Israel’s political dramas persist today, following four elections since 2019 and, at this writing, a possible fifth looming. Any Israeli governing coalition can easily fail in just a few short weeks and months due to the nation’s political structure. Israel’s challenge of multiple political parties, posturing, and disputes unroll while Iranian leaders ramp up their terrorist plots and fanatical ambitions to dominate not only the Middle East but the rest of the world. That includes the United States—in Iran’s words, the “Great Satan.” 

Pro-Israel Christians are alarmed by the current political drama taking place in Israel. Yet this present situation raises serious questions as to how non-Israeli Christians should support Israel during this uncertain time. How do we navigate what goes on internally within Israel? What is our role to play in Israeli politics? And do we even have one?

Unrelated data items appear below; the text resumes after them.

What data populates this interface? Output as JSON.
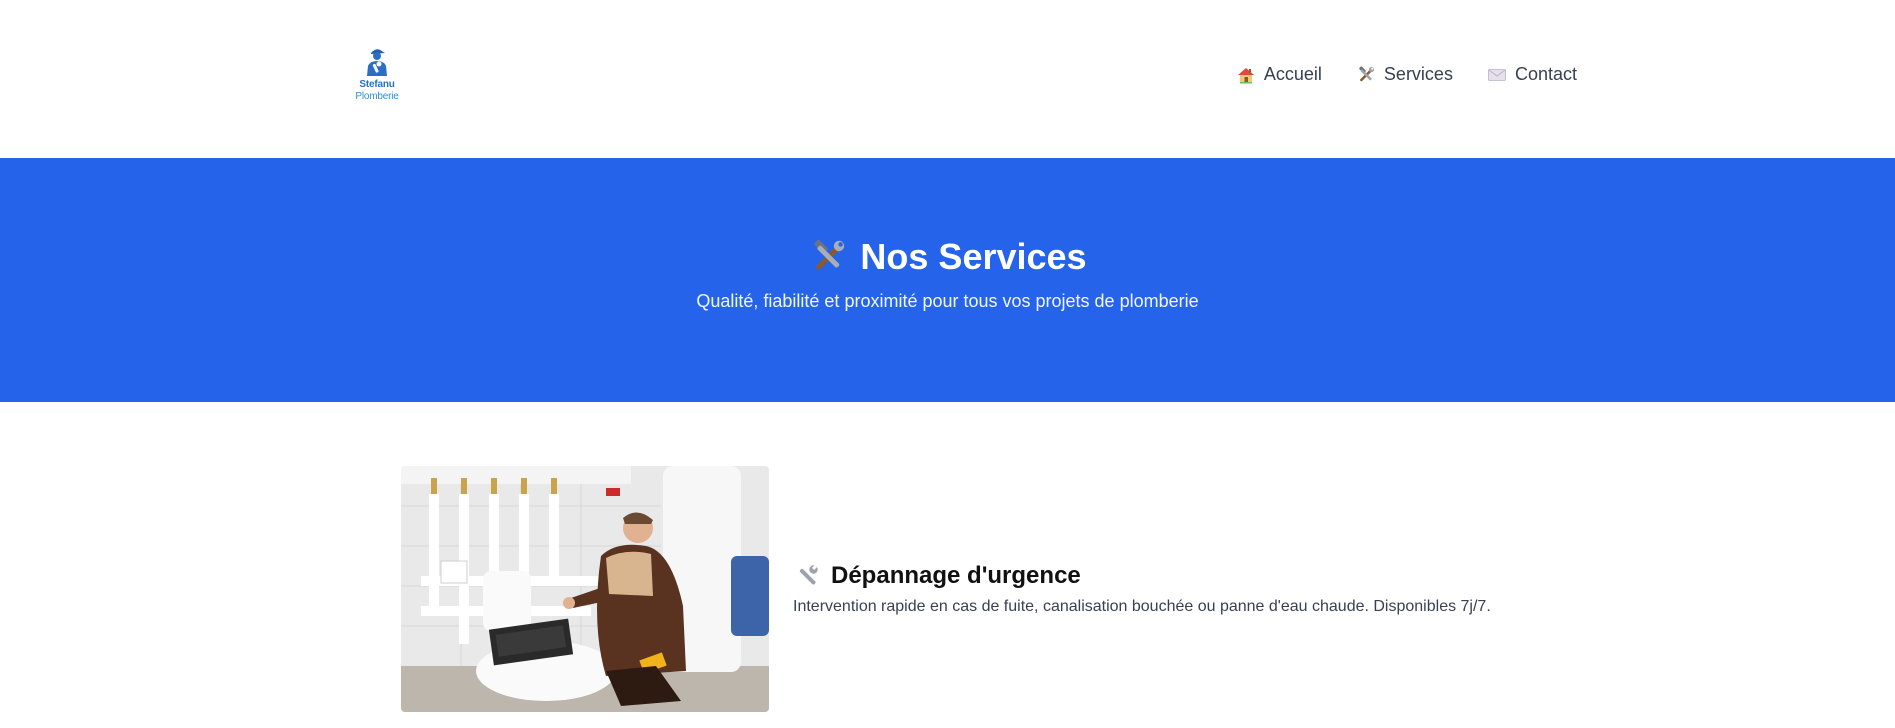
{
  "logo": {
    "line1": "Stefanu",
    "line2": "Plomberie",
    "icon": "plumber-logo-icon"
  },
  "nav": {
    "items": [
      {
        "label": "Accueil",
        "icon": "house-icon"
      },
      {
        "label": "Services",
        "icon": "hammer-wrench-icon"
      },
      {
        "label": "Contact",
        "icon": "envelope-icon"
      }
    ]
  },
  "hero": {
    "title": "Nos Services",
    "icon": "hammer-wrench-icon",
    "subtitle": "Qualité, fiabilité et proximité pour tous vos projets de plomberie"
  },
  "services": [
    {
      "title": "Dépannage d'urgence",
      "icon": "wrench-icon",
      "description": "Intervention rapide en cas de fuite, canalisation bouchée ou panne d'eau chaude. Disponibles 7j/7."
    }
  ],
  "colors": {
    "brand_blue": "#2563eb",
    "logo_blue": "#2b6fc4",
    "text_dark": "#111111",
    "text_body": "#374151"
  }
}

The primary role of Christians is first and foremost to lay a foundation of prayer for the nation of Israel and its entire population: Jews, Israeli Arabs, Palestinian Arabs, Muslims, Christians, Palestinian Christians, and Druze. However, our prayers must also be followed up with action. We are called to advocate for Israel in our own United States Congress, to oppose anti-Semitism, and to send tangible relief to bless Israel and her people in need. Above all, we must trust God’s promises and provisions—especially since He is the one who reawakened the Jewish homeland into a modern Jewish state. The God of Abraham, Isaac, and Jacob will fulfill His promises.  

For some background, though, let’s look at these four areas: God’s unending patience, His warnings proven true, the consequences He allowed as teachable moments, and His continual promise-keeping. 

What does the Bible, the most authoritative and popular book in world history, affirm? We do not have to look far to read about Israel’s governmental issues. God first chose Abraham and committed to shaping him and his Jewish generations into a nation that would be a light to the world with redemption and innovative blessings beyond comprehension. God Himself promised to be their King until the Israelites eventually demanded a king through the prophet Samuel. 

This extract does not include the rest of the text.